Our word for today from the Word of God comes from the words of Jesus Himself in John 14:27. He is talking to His closest friends on the most stressful night of His life, just before His arrest and execution. And it's on the eve of what is about to be the most stressful chapter in their lives. If stressful is a fair description of your life right now, these words from Jesus are for you, too. Here's what He says. "Peace I leave with you. My peace I give to you. I do not give you as the world gives. Do not let your hearts be troubled and do not be afraid."
I'm sure I don't have to make a list of the uncertainties in our world that could make any of our hearts "troubled" or "afraid" right now. There's plenty of them, and you probably have a pretty impressive list of your own. But in the midst of combat conditions, Jesus says, "I give you My peace, like nothing, like no one on earth can give you."
A love-relationship with the Son of God is the secret of my friend Mark's peace under pressure. It's a peace that I have experienced over and over again from hospital rooms, to gravesides, to doctor's offices, to airplanes in trouble, to out-of-control weeks. The anchor, I'll tell you, is that relationship with Jesus Christ.
And when you know you belong to Him, you can be a thermostat instead of a thermometer because you know you have an identity, you have a security, you have a love that is rooted in something you cannot lose. The freedom of knowing that whatever's at stake in this situation isn't all there is. You're anchored to Jesus Christ, His unlovable love, and His unstoppable plans.
It's the relationship you were made for, that you've been missing because your sin has cut you off from your Creator. It's the relationship that Jesus died to give you by paying for your sin on His cross. If you're ready to let Jesus bring peace to that storm inside you, tell Him you are trusting Him to be your Savior from your sin.

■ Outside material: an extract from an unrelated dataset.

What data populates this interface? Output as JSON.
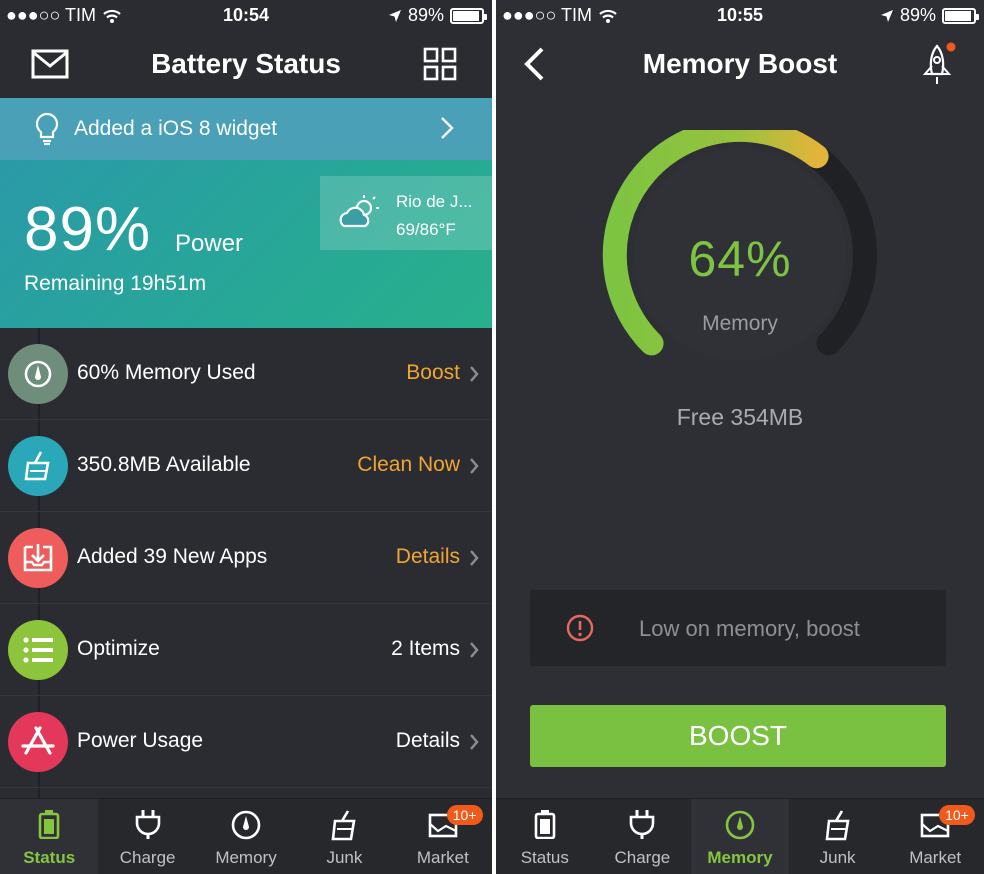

If you want to anchor this relationship and be sure you belong to Him, that's what our website's there for. So I invite you to go as soon as you can to ANewStory.com. That's what it's all about is the beginning of your new story with Jesus.
Jesus makes a thermometer person into a thermostat, who has this inner power...His inner power to set a whole new temperature. And right now He's just waiting for your invitation.